Bioinformatics II: Theoretical Bioinformatics and Machine Learning (4VO)
| Course no.: |
365.034 |
| Lecturer: |
Sepp Hochreiter |
| Times/locations: |
Mon 15:30-17:00, HS 14 and Thur 15:30-17:00, T 111
Start: Mon 5.3.2012 |
| Mode: |
VO, 4h, weekly |
| Registration: |
KUSSS |
Lecture notes:
PDF (8 MB)
Slides:
Part 1 (low) (PDF, 1.8 MB) /
Part 1 (high) (PDF, 24.1 MB)
Part 2 (low) (PDF, 3.2 MB) /
Part 2 (high) (PDF, 8.6 MB)
Part 3 (low) (PDF, 3.1 MB) /
Part 3 (high) (PDF, 14.1 MB)
Part 4 (low) (PDF, 2.0 MB) /
Part 4 (high) (PDF, 9.1 MB)
Contents:
Classification, regression, kernels, sequence analysis, neuronal nets, support vector
machines, hidden Markov models, clustering, principal component analysis, independent
component analysis, projection methods, PCA, ICA, factor analysis, error models, optimization techniques,
regularization, Bayes approach, hyper-parameter optimization, feature selection,
statistical learning theory, generalization error, maximum likelihood, model selection, etc.
Motivation:
Machine learning methods, for example neural networks used for the
secondary and 3D structure prediction of proteins, have proven their
value as essential bioinformatics tools. Modern measurement techniques in
both biology and medicine create a huge demand for new machine learning
approaches. One such technique is the measurement of mRNA concentrations
with microarrays, where the data is first preprocessed, then genes of
interest are identified, and finally predictions made. In other examples
DNA data is integrated with other complementary measurements in order to
detect alternative splicing, nucleosome positions, gene regulation, etc.
All of these tasks are performed by machine learning algorithms.
Alongside neural networks the most prominent machine learning techniques
relate to support vector machines, kernel approaches, projection method
and belief networks. These methods provide noise reduction, feature
selection, structure extraction, classification / regression, and assist
modeling.
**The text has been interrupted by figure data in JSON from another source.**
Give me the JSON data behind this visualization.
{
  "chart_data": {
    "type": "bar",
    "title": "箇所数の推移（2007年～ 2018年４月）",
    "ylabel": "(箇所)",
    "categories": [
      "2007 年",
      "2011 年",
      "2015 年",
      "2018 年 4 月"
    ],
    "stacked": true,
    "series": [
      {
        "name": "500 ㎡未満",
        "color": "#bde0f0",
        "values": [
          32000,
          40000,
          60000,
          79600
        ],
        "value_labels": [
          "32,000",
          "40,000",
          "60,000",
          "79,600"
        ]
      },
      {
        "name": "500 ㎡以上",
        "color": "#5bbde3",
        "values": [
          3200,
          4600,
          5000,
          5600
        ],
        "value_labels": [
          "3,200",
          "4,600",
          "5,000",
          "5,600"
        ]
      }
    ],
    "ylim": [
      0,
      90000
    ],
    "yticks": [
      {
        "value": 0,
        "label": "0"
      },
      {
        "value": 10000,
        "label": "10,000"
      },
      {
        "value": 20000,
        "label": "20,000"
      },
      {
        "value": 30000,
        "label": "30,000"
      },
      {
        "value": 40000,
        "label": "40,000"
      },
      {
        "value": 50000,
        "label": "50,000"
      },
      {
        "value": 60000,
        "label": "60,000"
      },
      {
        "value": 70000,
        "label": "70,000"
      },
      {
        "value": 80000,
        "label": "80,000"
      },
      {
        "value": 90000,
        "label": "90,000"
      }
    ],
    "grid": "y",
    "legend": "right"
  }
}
In the biomedical context, machine learning algorithms predict
cancer treatment outcomes based on gene expression profiles, they
classify novel protein sequences into structural or functional classes
and extract new dependencies between DNA markers (SNP - single nucleotide
polymorphisms) and diseases (schizophrenia or alcohol dependence).
In this course the most prominent machine learning techniques are
introduced and their mathematical foundations are shown.
However, because of the restricted space
neither mathematical or practical details are presented.
Only few selected applications of machine learning in biology and medicine
are given as the focus is on the understanding of the machine learning
techniques. If the techniques are well understood then new applications
will arise, old ones can be improved, and the methods which best fit to the
problem can be selected.
Students should learn how to chose appropriate methods from a given pool
of approaches for solving a specific problem. Therefore they must understand and evalute the
different approaches, know their andavtagtes and disandavantages as well
as where to obtain and how to use them.
In a step further, the students should be able to adapt standart
algorithms for their own purposes or to modify those algorithms for specific
applications with certain prior knowledge or special constraints.